Elle offre un visage radieux sur la scène. La lumière tombe sur elle et l’enveloppe, s’imprègne de sa douceur et s’élance sur sa voix profonde pour se poser, enfin, au creux de l’âme des spectateurs. C’est un instant unique, qui se figera dans l’esprit d’Hélène, comme une source de joie tranquille au sein de laquelle puiser lors d’instants de vie plus sombres.

* * *

Elle se glisse contre lui en silence sous les draps, se niche contre sa chaleur et s’endort, un bras enroulé autour de lui et le souffle paisible.

* * *

Elle essaie d’occulter la lumière qui coule, ce grand aveuglement des sens tant l’intensité de l’émerveillement est fort. Il serait plus facile de rester la porte fermée, de décider de rester prostrée sur une existence simple et dénudée de sens. Vivre, réellement, intensément, c’est difficile.

* * *

Sophie se sent légère comme une bulle qui s’élèverait dans les airs. Bras repliés autour de ses genoux, elle admire le vent sur l’herbe verte encore mouillée alors que le soleil sort timidement de derrière les nuages. Ses poumons enflent d’une paisible tranquillité, son visage se tourne vers l’avant, les yeux ouverts et heureux. Comme la fin d’un orage, une page est tournée et elle avancera, certainement.
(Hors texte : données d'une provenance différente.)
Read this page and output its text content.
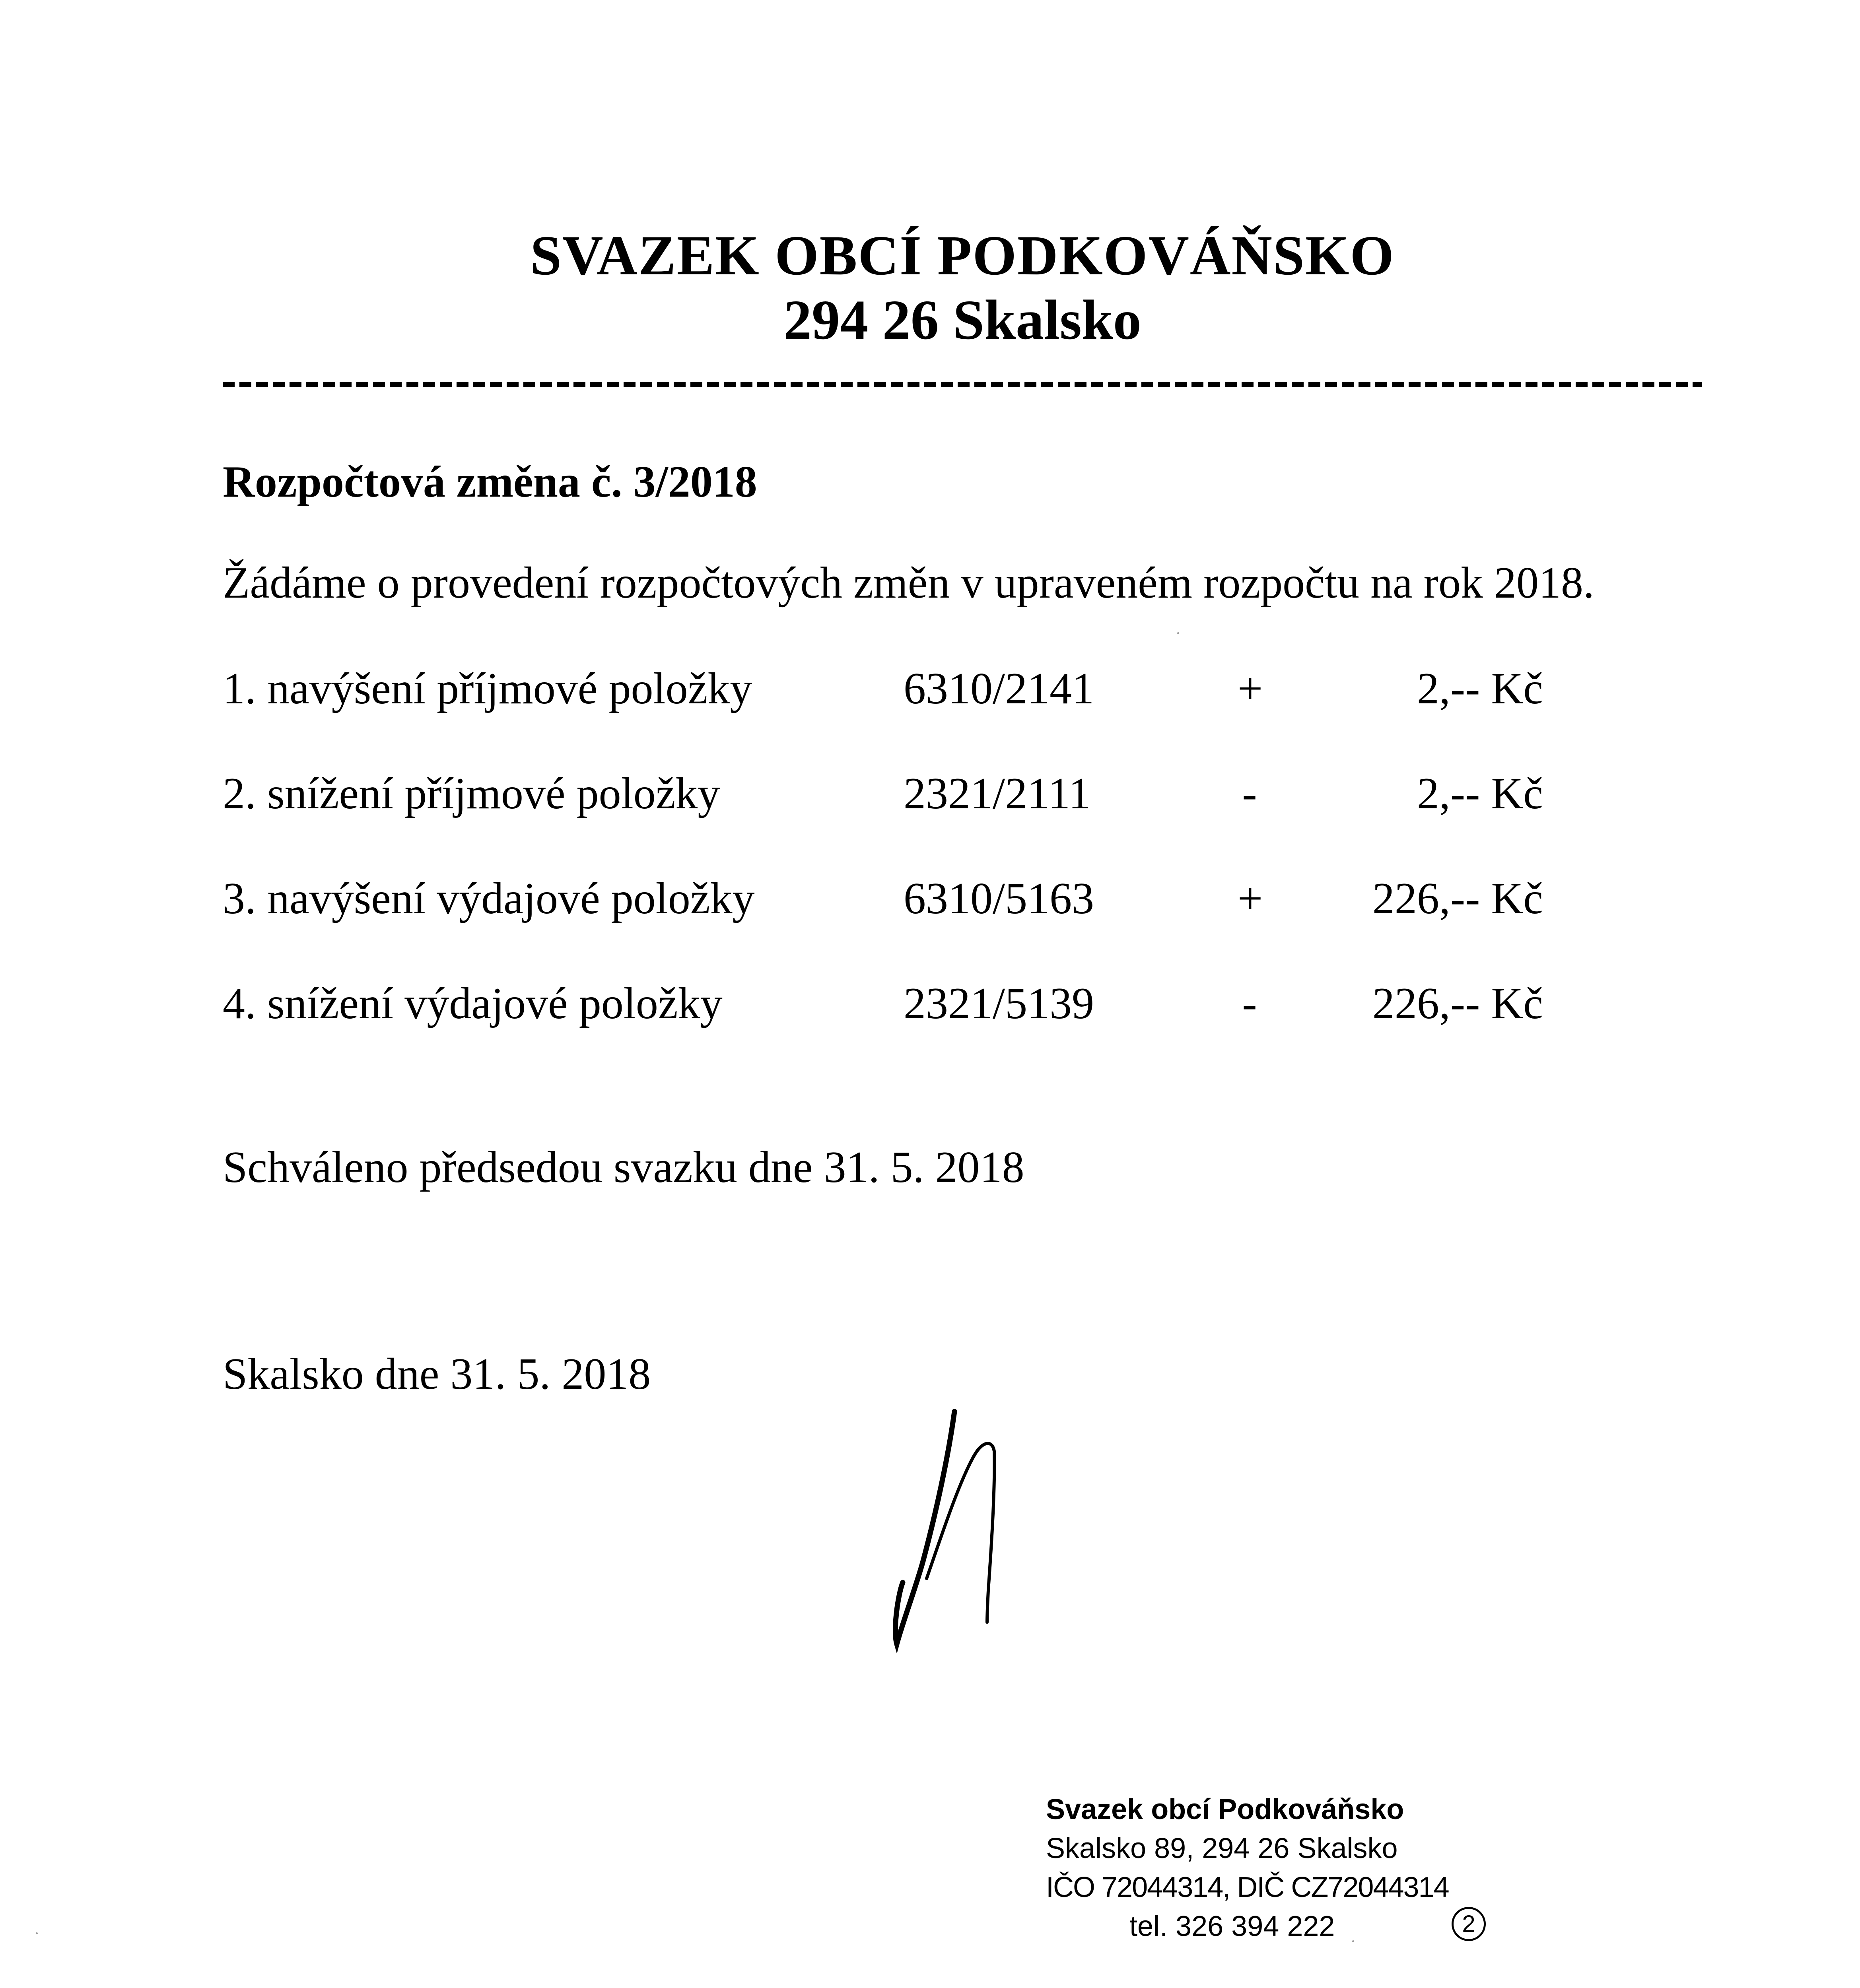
SVAZEK OBCÍ PODKOVÁŇSKO
294 26 Skalsko
Rozpočtová změna č. 3/2018
Žádáme o provedení rozpočtových změn v upraveném rozpočtu na rok 2018.
1. navýšení příjmové položky	6310/2141	+	2,-- Kč
2. snížení příjmové položky	2321/2111	-	2,-- Kč
3. navýšení výdajové položky	6310/5163	+ 226,-- Kč
4. snížení výdajové položky	2321/5139	-	226,-- Kč
Schváleno předsedou svazku dne 31. 5. 2018
Skalsko dne 31. 5. 2018
Svazek obcí Podkováňsko
Skalsko 89, 294 26 Skalsko
IČO 72044314, DIČ CZ72044314
tel. 326 394 222	2
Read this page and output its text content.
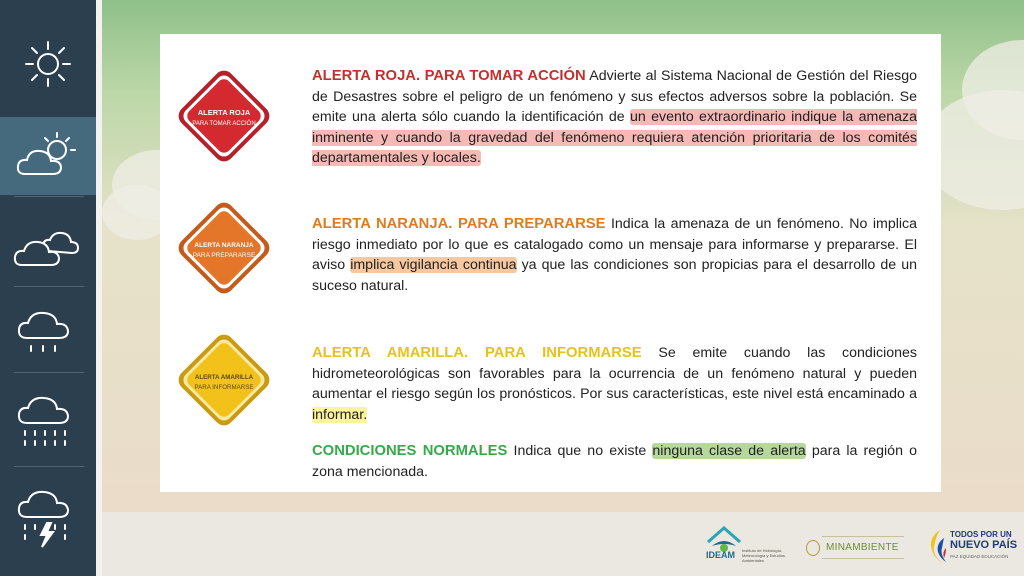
ALERTA ROJA
PARA TOMAR ACCIÓN
ALERTA NARANJA
PARA PREPARARSE
ALERTA AMARILLA
PARA INFORMARSE
ALERTA ROJA. PARA TOMAR ACCIÓN Advierte al Sistema Nacional de Gestión del Riesgo de Desastres sobre el peligro de un fenómeno y sus efectos adversos sobre la población. Se emite una alerta sólo cuando la identificación de un evento extraordinario indique la amenaza inminente y cuando la gravedad del fenómeno requiera atención prioritaria de los comités departamentales y locales.
ALERTA NARANJA. PARA PREPARARSE Indica la amenaza de un fenómeno. No implica riesgo inmediato por lo que es catalogado como un mensaje para informarse y prepararse. El aviso implica vigilancia continua ya que las condiciones son propicias para el desarrollo de un suceso natural.
ALERTA AMARILLA. PARA INFORMARSE Se emite cuando las condiciones hidrometeorológicas son favorables para la ocurrencia de un fenómeno natural y pueden aumentar el riesgo según los pronósticos. Por sus características, este nivel está encaminado a informar.
CONDICIONES NORMALES Indica que no existe ninguna clase de alerta para la región o zona mencionada.
IDEAM Instituto de Hidrología, Meteorología y Estudios Ambientales
MINAMBIENTE
TODOS POR UN
NUEVO PAÍS
PAZ EQUIDAD EDUCACIÓN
Mais pour l’instant, l’immobilité de ce paysage lui suffit tandis qu’en elle un chant rayonne.

* * *

Fathia pouffe sous la table. Autour d’elle les plis de tissus ondulent jusqu’au sol, c’est à peine si elle devine les ombres courant à pas de loup autour de la pièce. A côté, les adultes dansent, chantent, se perdent dans un brouhaha de fête. Il ne faut surtout pas se faire prendre. Elle se roule en boule, immobile, ses cheveux frisés tapissent le sol alors que ses yeux tentent de deviner l’extérieur par la fente entre le tissus et le parquet. C’est une partie de cache-cache. Celui qui s’y colle arrive enfin vers elle et soulève la nappe, le cri rieur et les mots triomphants : A ton tour!

 

 

 

Ces paragraphes sont issus de ma contrainte quotidienne sur le blog du Convoi des Glossolales. Je vous invite à y découvrir de talentueux auteurs.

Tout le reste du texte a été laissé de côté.